Genuinely great modern literature exists regardless of the Nobel Committee. The Committee is aware of it even if it ignores it. Formerly, the Committee sometimes ‘hit a bull’s eye’. For example, the Nobel Prizes which were awarded to Brodsky, Walcott and Naipaul were deserved. However, in most cases, the Nobel Prize in Literature is nothing but politics and demagogy. And in the case of Bob Dylan it is nonsense: it is related to nostalgia for the idealized times which are gone forever.

By the way, on 16th November the Nobel Prize winner (Dylan) announced that he would not come to the award ceremony and would not sit down at the Swedish Royal Family’s table. Why? Just because he was busy!

An Orthodox Cross Rises Over Paris

The visit of His Holiness the Patriarch of Moscow and All Russia to Paris for the consecration of the Holy Trinity Cathedral, built on the bank of the River Seine, is an event which cannot be overestimated.
Both the church, and the Orthodox spiritual and cultural architectural complex, stand in splendour on the Quai Branly, only a few steps from the Eiffel Tower.

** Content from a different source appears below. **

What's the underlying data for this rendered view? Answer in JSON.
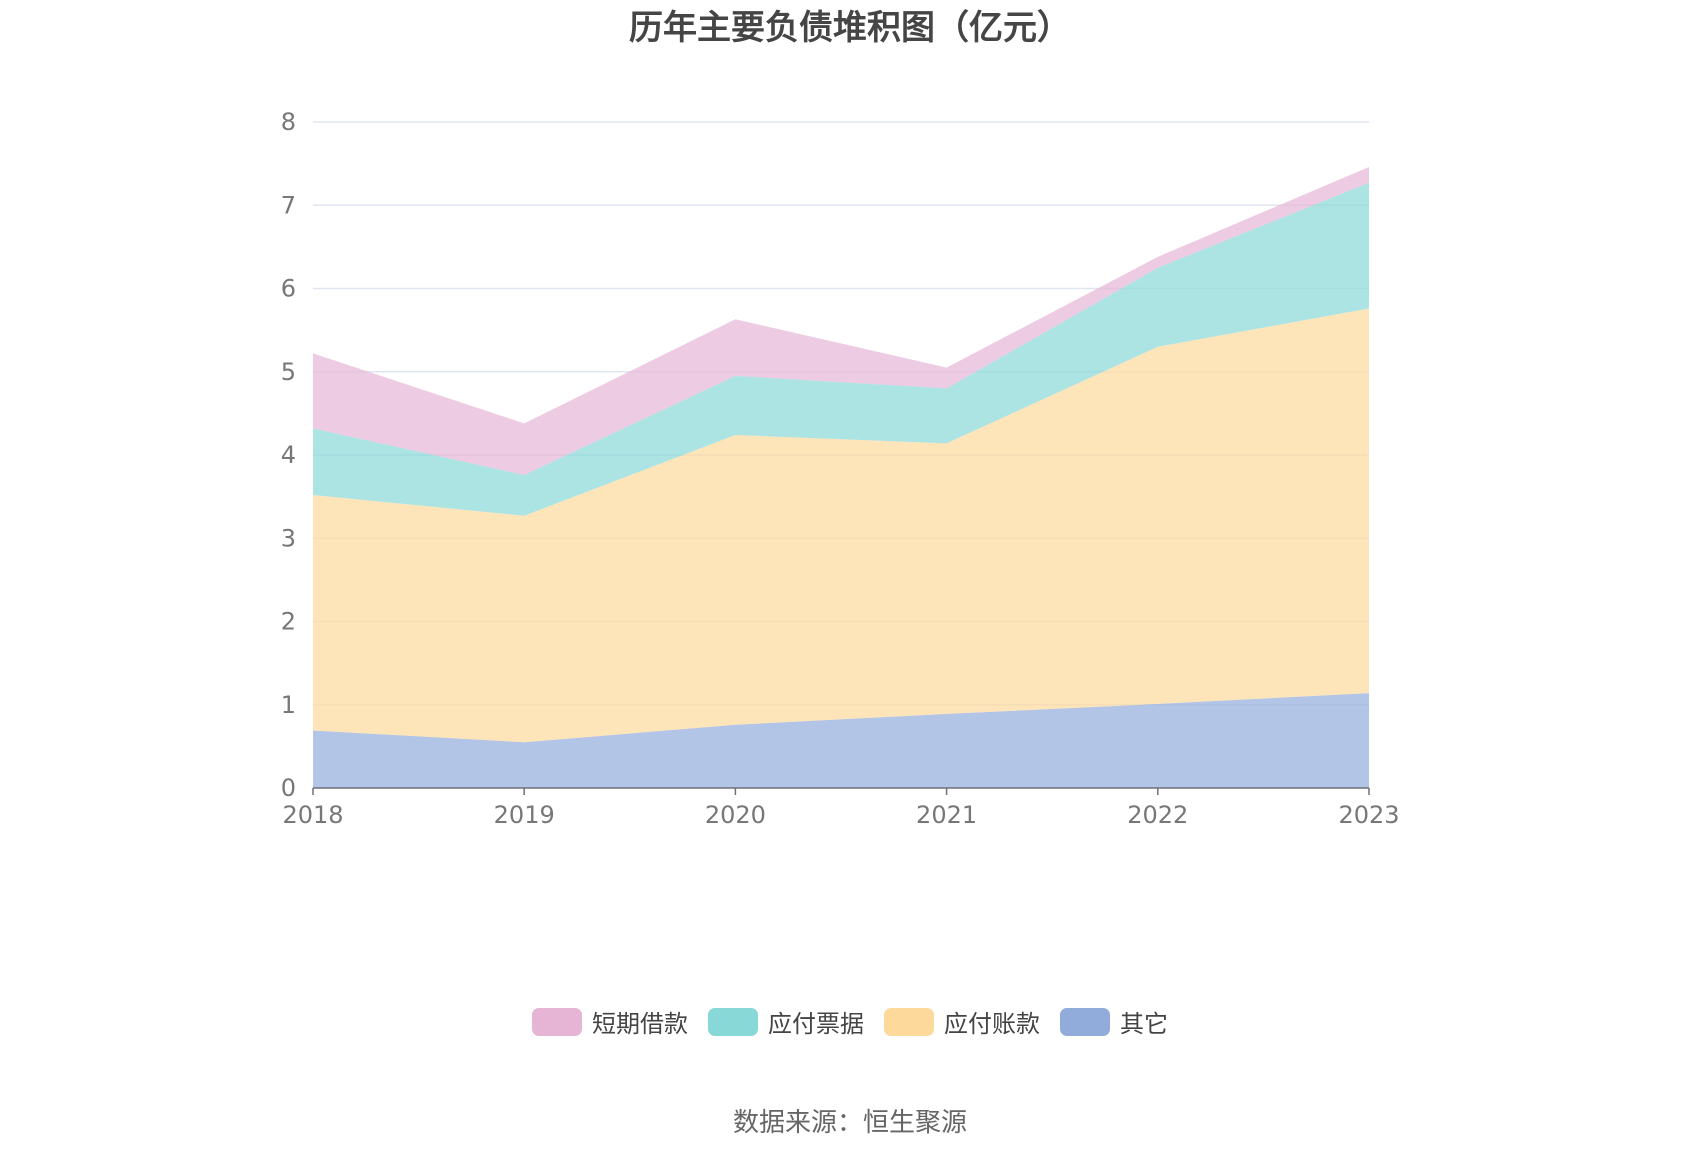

The principal architectural concept of this complex (as we wrote earlier) belongs to the French architect, Jean-Michel Wilmotte, who found a compromise between modern aestheticism and the radical classicism of the Russian golden domes. Parisian passers-by cry out in delight – the whole building is a complete success in its harmony and its restraint. And we rejoice that an Orthodox cross now rises above Paris.

Unlike France, and Western Europe generally, spirituality is inseparable from culture in Russia. Spirituality penetrates culture and culture penetrates spirituality. We mean the spirituality which characterizes Christian culture, civilisation and its values. As an institution, the Church is only a part of the whole, but an integral part, without which the whole does not and cannot exist.

Our Orthodox spiritual and cultural centre on the Quai Branly in Paris is a brilliant example of this very postulate.